WASHINGTON — A federal appeals court on Tuesday overturned a federal rule that would have forced 28 states to clean up air pollutants drifting from their power plants downwind to other states.
In a 2-1 ruling, a panel of the U.S. Court of Appeals for the District of Columbia said the Environmental Protection Agency had exceeded its authority in the way it apportioned the cleanup work among the upwind states.
The EPA was trying to address a problem that has vexed the air pollution control system for at least three decades: how to deal with states whose own air was clean enough, but were hosts to power plants, refineries and other industrial plants that emitted sulfur dioxide and nitrogen oxide pollutants that prevented neighboring states from attaining the level of cleanliness required under federal law.
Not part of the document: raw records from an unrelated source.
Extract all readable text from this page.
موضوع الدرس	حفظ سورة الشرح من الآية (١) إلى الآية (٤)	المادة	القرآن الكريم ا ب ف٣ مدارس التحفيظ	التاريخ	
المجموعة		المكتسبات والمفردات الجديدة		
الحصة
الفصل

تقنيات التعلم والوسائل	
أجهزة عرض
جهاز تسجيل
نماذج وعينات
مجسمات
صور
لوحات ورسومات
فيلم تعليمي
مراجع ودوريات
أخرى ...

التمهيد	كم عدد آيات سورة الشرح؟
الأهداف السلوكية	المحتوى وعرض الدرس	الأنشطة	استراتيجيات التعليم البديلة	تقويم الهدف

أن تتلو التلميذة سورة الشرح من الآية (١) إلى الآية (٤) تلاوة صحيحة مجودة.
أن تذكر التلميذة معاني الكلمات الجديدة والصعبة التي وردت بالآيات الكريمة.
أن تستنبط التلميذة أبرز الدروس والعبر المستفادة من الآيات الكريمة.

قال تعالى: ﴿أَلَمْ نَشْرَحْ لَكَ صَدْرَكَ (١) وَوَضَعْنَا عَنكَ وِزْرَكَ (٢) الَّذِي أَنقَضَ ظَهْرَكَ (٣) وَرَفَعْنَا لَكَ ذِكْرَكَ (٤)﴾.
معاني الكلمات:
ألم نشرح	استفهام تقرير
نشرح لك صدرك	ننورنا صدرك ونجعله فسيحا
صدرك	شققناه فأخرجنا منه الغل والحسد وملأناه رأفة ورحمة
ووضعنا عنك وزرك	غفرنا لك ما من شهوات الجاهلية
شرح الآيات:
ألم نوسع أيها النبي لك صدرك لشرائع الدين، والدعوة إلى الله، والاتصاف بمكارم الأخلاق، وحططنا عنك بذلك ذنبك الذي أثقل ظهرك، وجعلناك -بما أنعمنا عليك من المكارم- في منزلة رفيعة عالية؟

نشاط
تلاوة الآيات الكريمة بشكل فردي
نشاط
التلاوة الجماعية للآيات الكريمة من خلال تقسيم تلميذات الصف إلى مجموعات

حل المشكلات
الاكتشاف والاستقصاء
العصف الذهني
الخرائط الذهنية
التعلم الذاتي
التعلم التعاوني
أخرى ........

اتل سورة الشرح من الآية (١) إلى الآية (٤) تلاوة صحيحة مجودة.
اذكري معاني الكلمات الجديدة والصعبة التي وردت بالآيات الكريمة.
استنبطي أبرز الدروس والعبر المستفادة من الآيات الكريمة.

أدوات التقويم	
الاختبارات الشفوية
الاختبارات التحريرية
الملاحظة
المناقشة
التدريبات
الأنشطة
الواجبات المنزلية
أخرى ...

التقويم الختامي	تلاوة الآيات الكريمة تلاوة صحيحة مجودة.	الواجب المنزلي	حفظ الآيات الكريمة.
The rule thrown out, called the Cross-State Air Pollution Rule, was the agency's attempt to carry out a court-ordered fix on an earlier version, the 2005 Clean Air Interstate Rule.
The court said the EPA was authorized to set rules that would require upwind states "to bear responsibility for their fair share of the mess in downwind states."
But the EPA had improperly required states "to reduce their emissions by more than their own significant contribution to a downwind state's nonattainment," according to the opinion.
The EPA's rule also violated the Clean Air Act because it failed to let the states submit their own plans to comply and imposed a federal plan instead, the court said. The statute leaves it to the states to decide how they will meet federal standards.
Several power companies challenged the EPA rule, and were supported by more than a dozen states, mostly in the South and Midwest. North Carolina supported the rule, as did some mid-Atlantic and New England states.